Au-delà de la blague, le réalisateur américain a aussi voulu alerter sur les dangers du nouveau type de montage qu’il a utilisé : les deeepfakes. Cette technologie permet de recréer à l’identique des personnes existantes. Il est aussi possible de produire de toutes pièces des visages d’individus n’ayant jamais existé. Certaines applications de cette innovation peuvent s’avérer amusantes, mais on mesure assez vite son potentiel destructeur.
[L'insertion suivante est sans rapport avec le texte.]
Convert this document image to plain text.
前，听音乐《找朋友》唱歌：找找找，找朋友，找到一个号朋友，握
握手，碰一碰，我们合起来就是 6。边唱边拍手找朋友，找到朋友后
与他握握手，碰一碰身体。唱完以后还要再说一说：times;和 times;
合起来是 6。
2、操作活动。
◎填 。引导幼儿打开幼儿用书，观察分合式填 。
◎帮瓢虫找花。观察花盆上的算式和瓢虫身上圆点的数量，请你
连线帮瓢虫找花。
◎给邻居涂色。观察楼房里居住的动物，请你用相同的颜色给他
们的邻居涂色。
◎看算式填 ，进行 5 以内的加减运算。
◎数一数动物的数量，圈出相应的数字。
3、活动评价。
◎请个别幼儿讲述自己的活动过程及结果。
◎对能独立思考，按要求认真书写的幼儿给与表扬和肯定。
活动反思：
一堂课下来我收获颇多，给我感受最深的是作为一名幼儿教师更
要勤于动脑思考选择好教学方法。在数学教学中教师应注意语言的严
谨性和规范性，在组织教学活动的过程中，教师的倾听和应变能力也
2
Les deepfakes rendent difficiles la distinction entre vrai et faux

À l’ère des fake news et de la manipulation sur les réseaux sociaux, beaucoup craignent que cette technologie ne tombe entre de mauvaises mains. Et les pourfendeurs des deepfakes ne seront pas vraiment rassurés en apprenant que des chercheurs tentent de perfectionner cette technique. Des scientifiques de l’université de Stanford aidés de ceux d’Adobe Research parviennent désormais à faire parler les visages faussement générés. On peut d’ailleurs observer le résultat assez impressionnant dans cette vidéo.

Le processus, assez complexe,  suppose de partir d’une vidéo du sujet afin d’isoler les phonèmes de ce dernier (éléments sonores le distinguant). Il s’agit ensuite d’y associer les expressions faciales correspondantes. Puis, un modèle 3D de la moitié inférieure du visage de la personne ciblée est créé. Le logiciel est alors en mesure de faire parler ladite personne mais en tenant des propos différents de ceux qu’elle a réellement prononcés.

Tout cela est plutôt inquiétant, car avec les deepfakes, il sera de plus en plus difficile de distinguer le vrai du faux. Les chercheurs semblent même en avoir conscience et l’ont expliqué dans un billet de blog : « Les risques d’abus sont accrus lorsqu’ils sont appliqués à un mode de communication parfois considéré comme une preuve irréfutable de pensées et d’intentions. Nous reconnaissons que des acteurs mal intentionnés pourraient utiliser de telles technologies pour falsifier des déclarations personnelles et calomnier des personnalités. »

Bref, pour l’instant tout va bien, même si les scientifiques ne sont pas vraiment rassurés sur les utilisations qui pourraient être faites de leur travail. Face à ce danger, la vigilance des citoyens et leur sensibilisation à ces nouveaux enjeux semblent être les meilleurs remparts.